或许是她手劲太大,她听到霍敬南闷哼了几声,她听力自小就异于常人,霍敬南刚才发出来的闷哼可不是与她缠绵时的哼唧,好像是背后有伤。
背后有伤?
她忽然就想到湖城酒店房间客厅里被他带走的白色地毯,当时她过肩摔,他躺倒在地冒冷汗。
思及此,她用力,一个翻身,霍敬南被她反压在身下,她二话不说解他的衬衫钮扣。
霍敬南没想到小丫头如此热情如此主动,闭上眼睛,配合地张开双臂,让宋楚儿发挥,“楚楚,我的楚楚,我爱你——”

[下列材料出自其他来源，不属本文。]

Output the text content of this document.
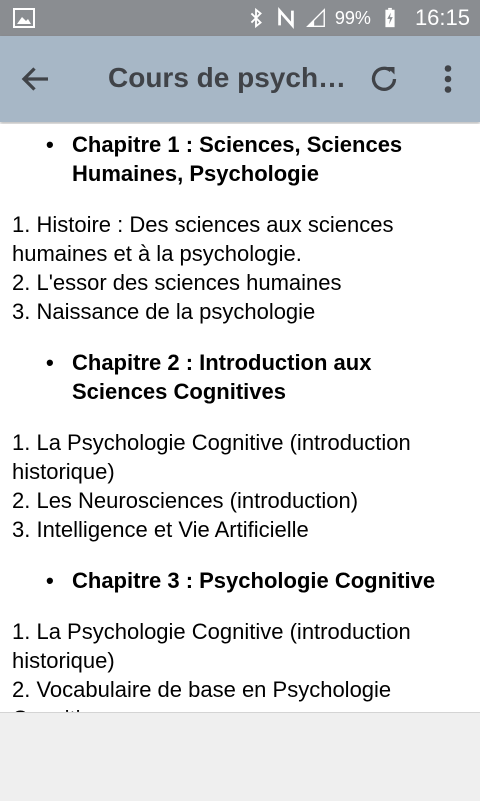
99% 16:15
Cours de psych…
• Chapitre 1 : Sciences, Sciences Humaines, Psychologie
1. Histoire : Des sciences aux sciences humaines et à la psychologie.
2. L'essor des sciences humaines
3. Naissance de la psychologie
• Chapitre 2 : Introduction aux Sciences Cognitives
1. La Psychologie Cognitive (introduction historique)
2. Les Neurosciences (introduction)
3. Intelligence et Vie Artificielle
• Chapitre 3 : Psychologie Cognitive
1. La Psychologie Cognitive (introduction historique)
2. Vocabulaire de base en Psychologie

表白的话戛然而止,因为他的脸颊被她拉扯,他睁开眼睛,不明所以地盯着她,“宝贝,怎么了?”
“南哥,你后背上的刀痕是怎么回事?在湖城,你把霍一、霍二调来,你回北城到底做什么去了?!你不是安保公司的总经理吗?!”
宋楚儿脸色赤红,不是被热气熏的,也不是被他的热情勾引的,而是气的,霍敬南右侧后背肩胛骨这处有一道刀疤,小手臂这么长的疤痕,疤痕深可见骨,明显不是三年多前袁山的杰作,而是最近这段时间重新添置的!

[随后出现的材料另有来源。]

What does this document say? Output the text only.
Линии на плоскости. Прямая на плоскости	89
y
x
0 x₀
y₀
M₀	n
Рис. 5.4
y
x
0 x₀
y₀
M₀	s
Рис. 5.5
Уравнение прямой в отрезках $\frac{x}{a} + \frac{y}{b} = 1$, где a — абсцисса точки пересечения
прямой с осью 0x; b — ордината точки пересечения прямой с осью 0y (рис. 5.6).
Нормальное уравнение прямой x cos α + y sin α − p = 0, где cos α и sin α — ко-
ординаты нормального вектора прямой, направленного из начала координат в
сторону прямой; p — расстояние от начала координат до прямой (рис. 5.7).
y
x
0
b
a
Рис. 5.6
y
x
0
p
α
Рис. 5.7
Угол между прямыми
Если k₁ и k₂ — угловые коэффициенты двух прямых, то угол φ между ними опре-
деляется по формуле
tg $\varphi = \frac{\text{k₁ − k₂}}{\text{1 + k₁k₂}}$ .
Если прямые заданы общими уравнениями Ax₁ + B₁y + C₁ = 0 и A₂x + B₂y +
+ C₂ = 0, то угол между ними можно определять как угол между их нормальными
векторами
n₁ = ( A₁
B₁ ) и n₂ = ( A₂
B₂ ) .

所以,那天她把他过肩摔,他的伤口开裂,血流到了白色地毯上,他不想她担心,干脆把地毯卷起来带走了。
一想到那天她的误伤,她就自责、心疼、后悔不迭,须臾,眼泪控制不住地砸下来,砸在霍敬南裸露的胸膛上,“霍敬南——你太讨厌了——你故意的是不是——”
霍敬南早八百年把后背的伤口给忘了,没想到在这关键时刻煞风景,他更没想到他后背的刀痕会引她伤心落泪,他本可以谎称这是袁山三年多前的杰作,奈何伤痕太新,这丫头又太聪明。

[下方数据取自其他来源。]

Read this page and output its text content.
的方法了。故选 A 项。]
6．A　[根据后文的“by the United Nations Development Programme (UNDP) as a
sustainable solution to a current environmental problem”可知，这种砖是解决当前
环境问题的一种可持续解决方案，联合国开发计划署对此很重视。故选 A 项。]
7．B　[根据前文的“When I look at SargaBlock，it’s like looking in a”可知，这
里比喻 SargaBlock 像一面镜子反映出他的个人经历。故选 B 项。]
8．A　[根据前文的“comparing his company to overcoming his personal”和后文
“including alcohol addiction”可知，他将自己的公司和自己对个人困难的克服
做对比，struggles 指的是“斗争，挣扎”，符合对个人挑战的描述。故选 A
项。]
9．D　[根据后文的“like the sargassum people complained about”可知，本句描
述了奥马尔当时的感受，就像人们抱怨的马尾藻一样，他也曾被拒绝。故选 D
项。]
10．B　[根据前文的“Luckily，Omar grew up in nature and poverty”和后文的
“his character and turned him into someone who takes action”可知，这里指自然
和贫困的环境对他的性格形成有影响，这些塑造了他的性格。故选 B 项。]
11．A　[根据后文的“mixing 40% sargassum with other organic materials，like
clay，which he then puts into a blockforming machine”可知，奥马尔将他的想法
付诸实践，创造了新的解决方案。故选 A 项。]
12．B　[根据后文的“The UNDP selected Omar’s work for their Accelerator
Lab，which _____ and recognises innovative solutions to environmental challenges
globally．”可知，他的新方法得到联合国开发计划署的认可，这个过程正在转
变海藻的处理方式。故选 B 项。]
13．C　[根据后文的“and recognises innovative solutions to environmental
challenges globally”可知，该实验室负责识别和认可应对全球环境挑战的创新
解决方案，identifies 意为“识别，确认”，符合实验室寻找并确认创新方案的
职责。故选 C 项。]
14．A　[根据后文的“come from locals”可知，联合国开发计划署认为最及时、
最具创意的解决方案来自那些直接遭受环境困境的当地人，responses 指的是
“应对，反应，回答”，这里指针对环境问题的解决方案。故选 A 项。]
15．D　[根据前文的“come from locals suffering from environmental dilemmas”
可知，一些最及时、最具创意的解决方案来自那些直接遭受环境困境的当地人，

他深深一叹,既然没法瞒了,索性老实交代。他立刻爬起来,伸手抱她入怀,柔声哄她,“楚楚,乖,别哭,多大点的事,后背的伤早就不疼了,你别哭,我告诉你是怎么回事,你要是哭个不停,我可不说了。”
宋楚儿破涕而笑,就没见过他这样不当回事的人,这可是实实在在的刀伤!她抬手擦干眼泪,抬头,恶狠狠地瞪着他,“必须从实招来,不然以后别想爬我的床!”
不能爬床?!
没有比这个更狠的威胁了!
霍敬南抱着她挪到床头,他往后一躺,把她抱坐到怀里,面对面,然后一五一十全都交代出来,“我们公司竞拍了一个项目,有人眼红,我平时几乎不出面,张放全权替我处理明面上的业务往来与应酬,有人把主意打到了张放头上,我回去那天刚好开的就是张放的车,对方人多势众,我双拳难敌这么多双手,被人有机可乘——”
其实说穿了就是利益相争,霍林安保公司成立才一年,却因为从业人员素质高,退役缉毒警、退役特种兵不仅仅是相关专业人才,这些人即使退役,通身的气场摆在那里,雇主的安全就有一了一半保障。